When the show premiered in September of 2009, with Ferguson as Mitch and Stonestreet as Cam, it was an immediate hit, to everyone’s relief. Not only that, but viewers were particularly taken by the gay couple. That was thanks to a clever strategy: In order to ease conservative viewers into watching, the writers deliberately focused early storylines on Mitch and Cam’s parenting, rather than on any gay issues. Plots tended to be about taking their daughter to daycare and a pediatrician, or buying diapers—things that would be relatable to gay or straight audiences. With Mitch as a successful attorney and Cam as a teacher who gave up his job to be a stay-at-home parent, they actually have the most conservative family dynamic on the show, as long as you can overlook gender, which viewers were largely willing to do. Aside from some complaints from far-right extremists, who called the show “poison” for featuring a same-sex couple, ratings were high.

Still, Mitch and Cam were sometimes treated differently from other couples on the show. For one thing, they were far less likely to demonstrate physical affection, and they couldn’t be married because it wasn’t yet legal.

The issue of physical affection became a particular sticking point among gay viewers. Mitch and Cam didn’t so much as kiss during the show’s entire first season, highlighting the difference in how they were portrayed compared to the show’s straight couples.

But that changed in season two with an episode titled “The Kiss.” Cam confronts Mitch about their lack of physical contact, and after a heart-to-heart, Mitch comes to understand just how much that stuff matters; in the episodes that follow, viewers saw signs of physical affection gradually increase between the two.

That still left one area of inequality: Marriage. Proposition 8 remained the law in California, where the show was set, and through a strange series of political moves, the ban on gay marriage was defended by then-Governor Arnold Schwarzenegger. Schwarzenegger’s track record on queer equality was poor: He vetoed bills recognizing the contributions of Harvey Milk and blocked efforts to legalize marriage equality. But in June of 2013, the governor proved no match for the U.S. Supreme Court, which overturned Proposition 8. Just like that, marriage was legal in California for same-sex couples—including fictional ones.

Modern Family was heading into a summer break when the ruling came down, but the writers leapt into action to plan a wedding for Mitch and Cam. It began with the proposal at the start of season five, and continued with a year-long arc that ended with a wedding in June of 2014. Modern Family was cautious to write Mitch and Cam’s journey to the altar in a way that wouldn’t immediately alienate conservative viewers, with episodes focusing on general wedding-planning hijinks rather than specifically queer issues.

That episode coincided with thousands of real-life marriages, including one for Modern Family’s own Jesse Tyler Ferguson. Behind the scenes, Ferguson and his then-boyfriend Justin Mikita were vocal advocates for the freedom to marry, and tied the knot just before Ferguson’s television wedding. “I have two husbands, you guys,” Ferguson joked at an awards show. “Remember when we could have zero? Well, now I have two.”
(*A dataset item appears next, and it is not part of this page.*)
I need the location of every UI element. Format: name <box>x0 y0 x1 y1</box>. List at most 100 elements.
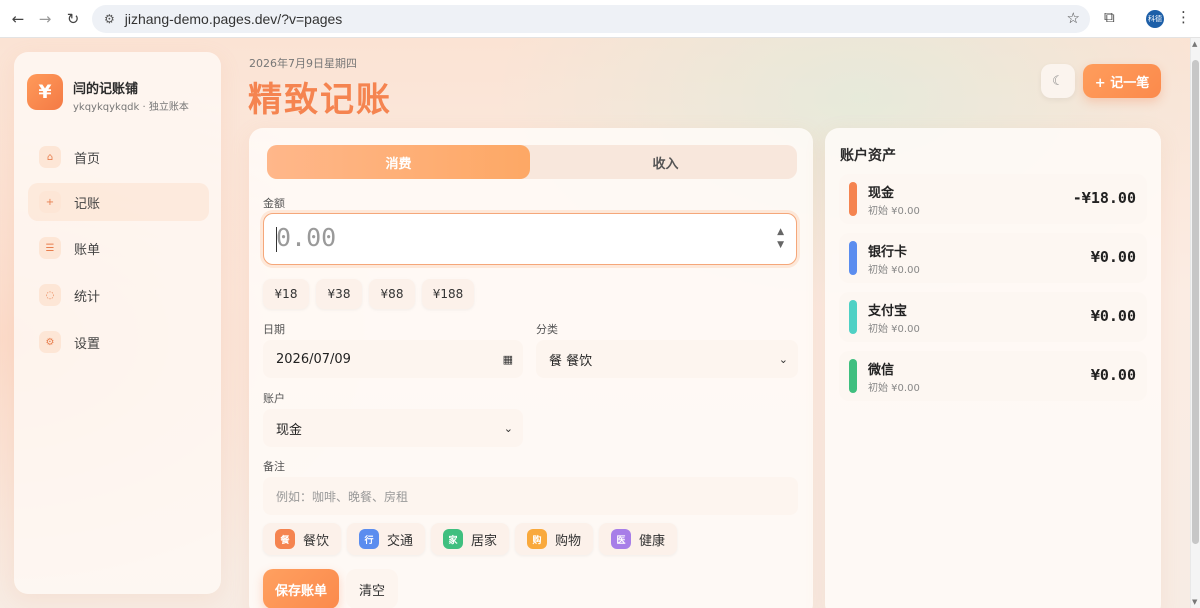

Mitch and Cam’s union also converged with surging public support for the freedom to marry, with polls showing for the first time that a majority of Americans supported marriage equality. There are a lot of reasons public opinion changed, but research from MIT demonstrated that fictional characters like Cam and Mitch likely played a meaningful role in showing Americans that same-sex couples are nothing to be scared of.

Not a bad legacy for two gay dads who nearly never made it to air.